There are various factors that affect X. sonorina fidelity rates. First, high mortality rates of resident males is significantly correlated with frequent turnover rates and decreased site fidelity. Second, male density affects site fidelity. As the ratio of rivals to suitable territories rises, competition for territorial control increases, which leads to frequent turnover. In contrast, if there are few replacements for territory owners, there will be evidence of increasing site fidelity. For X. sonorina, the prevalence of days of very low territorial occupation and a few days of high male density in "lek" conditions resulted in decreasing fidelity. Another aspect of the environment that affects site fidelity is the quality of territorial sites. Finally, fluctuating or declining territory value should reduce the extent of site fidelity. The extent to which female territorial preferences remain constant throughout the mating season will be very important in territory value. Males are expected to abandon territories at times when they no longer have the potential to produce offspring. It is also conceivable that in X. sonorina, the quality of the male's sex pheromone may be a key feature determining his sexual attractiveness. Most males of X. sonorina did not exhibit site fidelity, while few males exhibited strong attachment to their original sites.

===Thermoregulation===
An unusual characteristic of X. sonorina is their ability to thermoregulate at temperatures beyond the range of other bee species that have been tested; they can fly at very high temperatures without overheating and at low temperatures without freezing. By modifying their foraging patterns and flying between different altitudes depending upon temperature, the valley carpenter bee is able to adapt to very different environments. Xylocopa sonorina maintain thoracic temperatures of 33.0 to 46.5 °C while traveling through environments with 12.0 to 40.0 °C. Since the thoracic temperature is not constant the bees are thermoregulating. There is physiological transfer of large amounts of heat to the abdomen and to the head during pre-flight warming and thoracic heating. The temperature increase of the head is due to passive conduction, while the abdomen is due to physiological heat transfer throughout the body. Xylocopa have circulatory anatomy like honeybees and bumblebees. Like bumblebees, they have an aortic loop through the flight muscles that acts as a cooling coil allowing heat transfer to the blood, head, and abdomen.

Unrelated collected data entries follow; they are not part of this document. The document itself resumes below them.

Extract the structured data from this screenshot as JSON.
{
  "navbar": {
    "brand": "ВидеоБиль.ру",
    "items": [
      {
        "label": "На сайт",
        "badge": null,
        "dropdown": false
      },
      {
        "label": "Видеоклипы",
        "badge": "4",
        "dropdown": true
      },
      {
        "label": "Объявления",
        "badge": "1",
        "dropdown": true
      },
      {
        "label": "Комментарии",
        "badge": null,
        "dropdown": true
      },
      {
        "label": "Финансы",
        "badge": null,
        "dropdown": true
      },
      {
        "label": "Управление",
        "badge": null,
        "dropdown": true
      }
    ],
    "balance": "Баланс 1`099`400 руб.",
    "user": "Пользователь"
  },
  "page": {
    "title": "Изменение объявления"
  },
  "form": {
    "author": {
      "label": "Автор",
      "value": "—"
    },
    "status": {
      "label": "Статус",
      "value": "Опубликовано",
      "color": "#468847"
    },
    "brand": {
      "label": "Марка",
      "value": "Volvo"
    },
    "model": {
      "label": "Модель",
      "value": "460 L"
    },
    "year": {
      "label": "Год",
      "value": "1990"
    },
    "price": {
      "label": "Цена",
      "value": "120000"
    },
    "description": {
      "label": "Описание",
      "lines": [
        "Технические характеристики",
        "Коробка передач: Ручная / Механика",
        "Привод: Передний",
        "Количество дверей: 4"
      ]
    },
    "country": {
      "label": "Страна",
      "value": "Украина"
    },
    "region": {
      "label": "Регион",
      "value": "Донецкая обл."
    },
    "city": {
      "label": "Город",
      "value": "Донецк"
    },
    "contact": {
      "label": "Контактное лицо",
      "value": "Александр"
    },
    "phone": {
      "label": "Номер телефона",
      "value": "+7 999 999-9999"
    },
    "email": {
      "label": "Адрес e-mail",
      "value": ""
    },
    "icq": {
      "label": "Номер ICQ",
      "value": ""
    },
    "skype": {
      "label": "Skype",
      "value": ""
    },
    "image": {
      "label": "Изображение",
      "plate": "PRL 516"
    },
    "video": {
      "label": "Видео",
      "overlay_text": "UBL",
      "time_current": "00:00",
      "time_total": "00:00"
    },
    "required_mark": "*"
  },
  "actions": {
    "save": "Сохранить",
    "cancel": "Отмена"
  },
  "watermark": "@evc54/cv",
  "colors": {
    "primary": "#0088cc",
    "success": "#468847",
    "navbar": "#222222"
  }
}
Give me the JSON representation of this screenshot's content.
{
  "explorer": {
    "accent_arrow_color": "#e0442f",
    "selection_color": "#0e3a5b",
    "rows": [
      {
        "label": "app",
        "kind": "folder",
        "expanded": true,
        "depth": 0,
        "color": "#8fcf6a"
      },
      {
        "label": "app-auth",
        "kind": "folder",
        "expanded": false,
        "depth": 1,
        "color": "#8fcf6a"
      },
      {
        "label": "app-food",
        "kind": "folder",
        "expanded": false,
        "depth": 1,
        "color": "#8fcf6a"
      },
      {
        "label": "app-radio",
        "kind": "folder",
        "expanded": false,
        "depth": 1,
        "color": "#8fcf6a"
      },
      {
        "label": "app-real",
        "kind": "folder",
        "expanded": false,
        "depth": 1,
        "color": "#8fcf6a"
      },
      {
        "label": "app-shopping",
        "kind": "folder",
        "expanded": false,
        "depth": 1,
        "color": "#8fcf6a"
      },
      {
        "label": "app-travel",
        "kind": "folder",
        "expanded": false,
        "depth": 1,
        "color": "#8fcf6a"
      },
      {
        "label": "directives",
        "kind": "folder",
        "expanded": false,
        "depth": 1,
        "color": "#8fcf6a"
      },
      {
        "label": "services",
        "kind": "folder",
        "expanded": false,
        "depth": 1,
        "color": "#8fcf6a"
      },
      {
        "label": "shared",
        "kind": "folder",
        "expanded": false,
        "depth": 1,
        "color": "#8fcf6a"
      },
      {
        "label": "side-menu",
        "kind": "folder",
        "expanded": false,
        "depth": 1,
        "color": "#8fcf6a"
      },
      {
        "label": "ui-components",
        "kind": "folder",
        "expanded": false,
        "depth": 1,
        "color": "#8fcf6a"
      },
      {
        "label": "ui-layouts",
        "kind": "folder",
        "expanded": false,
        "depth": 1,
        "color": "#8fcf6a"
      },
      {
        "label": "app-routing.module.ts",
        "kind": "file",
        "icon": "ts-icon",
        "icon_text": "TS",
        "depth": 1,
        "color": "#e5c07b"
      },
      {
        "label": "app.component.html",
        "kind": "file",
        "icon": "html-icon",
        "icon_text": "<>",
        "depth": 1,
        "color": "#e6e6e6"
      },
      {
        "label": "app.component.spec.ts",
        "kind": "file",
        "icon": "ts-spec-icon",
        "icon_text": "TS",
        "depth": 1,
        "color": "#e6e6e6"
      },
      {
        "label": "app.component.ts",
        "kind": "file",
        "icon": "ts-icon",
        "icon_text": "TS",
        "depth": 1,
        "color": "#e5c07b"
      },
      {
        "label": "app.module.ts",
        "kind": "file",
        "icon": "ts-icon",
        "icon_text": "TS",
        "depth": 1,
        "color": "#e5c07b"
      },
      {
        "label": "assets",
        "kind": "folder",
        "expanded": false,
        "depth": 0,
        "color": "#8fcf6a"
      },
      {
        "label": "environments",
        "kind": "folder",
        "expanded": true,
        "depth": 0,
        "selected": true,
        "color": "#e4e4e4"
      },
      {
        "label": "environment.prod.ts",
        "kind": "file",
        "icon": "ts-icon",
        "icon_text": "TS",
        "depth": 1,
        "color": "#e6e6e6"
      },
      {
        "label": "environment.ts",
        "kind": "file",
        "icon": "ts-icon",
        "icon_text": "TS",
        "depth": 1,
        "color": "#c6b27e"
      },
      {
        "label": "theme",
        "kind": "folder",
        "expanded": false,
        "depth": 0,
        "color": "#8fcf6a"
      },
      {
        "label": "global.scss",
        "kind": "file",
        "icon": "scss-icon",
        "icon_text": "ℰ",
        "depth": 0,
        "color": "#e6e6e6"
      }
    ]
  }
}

Carpenter bees have large heads, which present a larger surface area for convective cooling. The abdomen is also "well-suited for rapid convective heat loss because it is flattened dorso-ventral, and uninsulated". Physiological heat transfer to head or abdomen would not be apparent from body temperatures due to the rapid convective cooling, especially at high air temperatures when flight speed increases; thermoregulation involves a strong reliance on forced convection as a result of changes in flight speed, with active heat transfer from the abdomen and conductive heat loss from the head the faster they fly.